This is possibly the most interesting review I’ve ever received. I’ve always had a soft spot for SnapDragons, so forgive me for posting it here.
Robert Preuss
Editor, Poetscollective.com
THE GAME’S AFOOT
Snapdragons, children, and the creative intellect
My sister’s pre-teen boys have been hooked on video gaming since they could manually operate joystick controllers. So have the two under-12s of a neighbor … and the neighbor himself.
The kids in Snapdragons (Dork Storm Press, 2005, available from Amazon.com) are into role-playing games. All of their play, in fact, reflects commercial role-playing games.
This makes for a somewhat esoteric collection of comics at an intersection of children’s animated motion picture entertainment (storyboard artist/illustrator Liz Rathke) and role-playing games writer/publisher/comic artist John Kovalic.
Subversive wisecracks (school cafeteria meatloaf is “fugglier” than zombies) layer the collection. While whimsy abounds, as it should, this particular collaboration addresses the creative imagination itself in a caring, patient manner, which suggests the book’s potential usefulness to parents hoping to understand creative children.
Such kids create their way out of boxes (much like comics creators), as in a most ambitious twist on Maurice Sendak’s much-beloved Where The Wild Things Are.
Here play intrudes on homework and chores. By putting her foot down, Mom not merely maintains decorum, but effects a full-blown existential dilemma. Precocious Jody and twin brother Jake discover that “you don’t need games you buy at a store to have a good time.”
The twins use their imagination to sail to where the Wild Things might be hanging out. Things take an ironic twist, or rather, several of them.
The creators of the comic don’t simply reference Sendak. They perform a full-scale détoumement, reconceptualizing the images, message and artefacts they’ve lifted from Sendak.
To these modern-day gaming kids, Sendak’s creatures just aren’t frightening.
“Not SCARY? But I rolled my terrible eyes” … “gnashed my terrible teeth.”
Jody and Jake recruit the monsters for (what else?) play in imaginary video, card, and board-based games based on the kids’ real-world collection (at this point one recalls the late Fred Rogers who took great pains to clearly mark the border between reality and fantasy play).

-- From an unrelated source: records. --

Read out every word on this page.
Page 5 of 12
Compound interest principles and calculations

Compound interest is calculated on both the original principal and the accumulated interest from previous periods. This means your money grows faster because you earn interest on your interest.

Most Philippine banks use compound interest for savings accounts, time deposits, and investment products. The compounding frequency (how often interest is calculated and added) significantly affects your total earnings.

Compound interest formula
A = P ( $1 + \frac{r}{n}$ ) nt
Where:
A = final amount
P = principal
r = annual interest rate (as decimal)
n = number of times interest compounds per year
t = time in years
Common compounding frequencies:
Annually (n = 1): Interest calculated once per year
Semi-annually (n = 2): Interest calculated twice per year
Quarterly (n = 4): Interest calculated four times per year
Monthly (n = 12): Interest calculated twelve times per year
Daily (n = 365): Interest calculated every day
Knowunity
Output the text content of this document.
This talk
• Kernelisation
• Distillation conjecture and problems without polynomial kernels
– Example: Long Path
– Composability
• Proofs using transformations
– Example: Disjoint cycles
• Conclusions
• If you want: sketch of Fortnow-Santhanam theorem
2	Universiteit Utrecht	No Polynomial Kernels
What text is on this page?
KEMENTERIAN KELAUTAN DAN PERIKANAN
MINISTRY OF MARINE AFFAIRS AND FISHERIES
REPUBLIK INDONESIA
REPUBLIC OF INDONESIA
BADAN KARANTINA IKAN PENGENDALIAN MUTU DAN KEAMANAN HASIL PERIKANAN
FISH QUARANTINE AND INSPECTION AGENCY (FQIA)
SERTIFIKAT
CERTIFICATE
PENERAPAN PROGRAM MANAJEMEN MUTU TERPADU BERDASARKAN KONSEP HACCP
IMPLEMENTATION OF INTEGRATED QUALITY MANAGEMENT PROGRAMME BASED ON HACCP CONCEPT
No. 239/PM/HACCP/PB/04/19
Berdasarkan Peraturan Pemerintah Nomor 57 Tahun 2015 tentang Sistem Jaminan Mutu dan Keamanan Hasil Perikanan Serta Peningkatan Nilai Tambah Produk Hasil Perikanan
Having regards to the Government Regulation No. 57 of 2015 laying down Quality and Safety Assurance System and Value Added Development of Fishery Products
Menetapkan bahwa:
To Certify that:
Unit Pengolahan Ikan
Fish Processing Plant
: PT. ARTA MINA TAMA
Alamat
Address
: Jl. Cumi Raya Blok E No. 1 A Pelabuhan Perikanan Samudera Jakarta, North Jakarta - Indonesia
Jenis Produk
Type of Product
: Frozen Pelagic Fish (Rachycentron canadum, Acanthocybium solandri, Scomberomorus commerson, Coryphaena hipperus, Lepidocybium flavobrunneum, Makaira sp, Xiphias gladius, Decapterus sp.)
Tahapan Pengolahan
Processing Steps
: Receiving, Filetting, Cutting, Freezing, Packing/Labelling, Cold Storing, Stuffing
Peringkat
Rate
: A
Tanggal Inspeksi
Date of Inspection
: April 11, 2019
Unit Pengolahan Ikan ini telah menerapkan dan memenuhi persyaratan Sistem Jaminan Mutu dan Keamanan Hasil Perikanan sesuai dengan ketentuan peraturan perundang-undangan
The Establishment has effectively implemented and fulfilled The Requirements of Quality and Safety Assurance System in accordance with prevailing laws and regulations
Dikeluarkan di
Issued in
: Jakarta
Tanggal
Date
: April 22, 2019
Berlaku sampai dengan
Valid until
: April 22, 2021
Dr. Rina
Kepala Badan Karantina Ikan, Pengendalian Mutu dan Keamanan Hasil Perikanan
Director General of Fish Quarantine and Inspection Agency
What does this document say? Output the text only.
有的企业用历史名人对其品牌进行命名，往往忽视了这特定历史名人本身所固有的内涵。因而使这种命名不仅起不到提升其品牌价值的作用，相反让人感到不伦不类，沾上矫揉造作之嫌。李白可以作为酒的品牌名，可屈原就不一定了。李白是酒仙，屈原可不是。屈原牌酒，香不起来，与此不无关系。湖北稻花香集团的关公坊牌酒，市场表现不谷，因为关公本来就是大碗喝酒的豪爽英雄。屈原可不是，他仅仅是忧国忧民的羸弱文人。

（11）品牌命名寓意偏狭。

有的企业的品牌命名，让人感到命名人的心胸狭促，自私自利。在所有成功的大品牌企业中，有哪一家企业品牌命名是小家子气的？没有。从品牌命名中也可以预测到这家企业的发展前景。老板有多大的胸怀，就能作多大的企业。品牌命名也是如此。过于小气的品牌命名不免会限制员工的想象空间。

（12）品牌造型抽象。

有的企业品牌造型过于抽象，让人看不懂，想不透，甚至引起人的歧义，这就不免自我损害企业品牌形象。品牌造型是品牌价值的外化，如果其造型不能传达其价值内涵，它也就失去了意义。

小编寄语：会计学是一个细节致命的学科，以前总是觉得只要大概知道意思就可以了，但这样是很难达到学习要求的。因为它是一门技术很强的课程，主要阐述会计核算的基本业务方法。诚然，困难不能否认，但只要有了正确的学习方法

Furthermore the kids’ gaming thoroughly befuddles Sendak’s less-than-nightmarish creatures. Rathke’s visual rendering of the exasperation of the creatures is arresting and endearing in this high moment of deconstruction.
This is a Leonine twisted circle, however. There is one more twist. The imaginary creatures, it seems, have their own imaginations. Their way “out” of this “Ransom of Red Chief” quagmire is to convince the kids that their mother is calling and hasten to send the children home.
We could creatively apply a term created by Bertold Brecht for this particular plot twist: Umfunktionierung, a creative solution addressing a new “reality” or set of circumstances defining the rules of this particular fictional universe.
This, in turn, creates a kind of cognitive dissonance visible on the faces of the children.
This, then, is a solution not only worthy of the subject of this tribute, Sendak, but, in all its glorious, comic subversiveness, points to postmodern definition of a work of art as but liberated from the internal logic of the work of art itself … and not, as defined around the beginning of the 20th century, merely loosed from the repressed or “occult” concepts of the artist-as-prison.
The “Wild Things” are, when all is said and done, truly wild once more. And that is a very special, healthy minded moment, in a distinctly original and ingenious volume.
— Robert Preuss
****
And another nice review, this time from CuddleUp.com:
Recipient of the Origins Award, (“Here Be SnapDragons”) follows five young kids as they let their imagination consume them when role-playing. They turn mere household items into weapons for their epic battles waged as warriors and wizards against whatever evil force may be lurking.
John Kovalic and Liz Rathke do an excellent job of capturing a child’s mindset. Their jokes can be understood by adults and children alike, but their ability to identify certain signature traits about children and their interactions is uncanny. In one story, Jody feigns sickness in order to try a new present a little bit early. While her disgruntled brother Jake must go off to school and learn, Jody quests after her X-Cube Station 2 but discovers her plan is not as perfect as she thought. Another tale also gently mocks the classic children’s book Where the Wild Things Are.
The character drawings are simplistic, effective, and most importantly cute. Whether it be the protruding buck teeth of Cooper or the naive dotted eyes of Mitzi, the authors imbue a lot of energy with small amounts of change in their characters. Kovalic and Rathke also use the entire graphic novel, making sure the inside panels have something entertaining on them.
Light and whimsical, Here Be Snapdragons embodies just what childhood can be without hundreds of hours spent in front of the television, video game console, or computer screen. What strikes chords of harmony in this graphic novel is the level of imagination used by the kids—it warms the heart and leaves hope that some children out there are still getting lost in their own homemade adventures.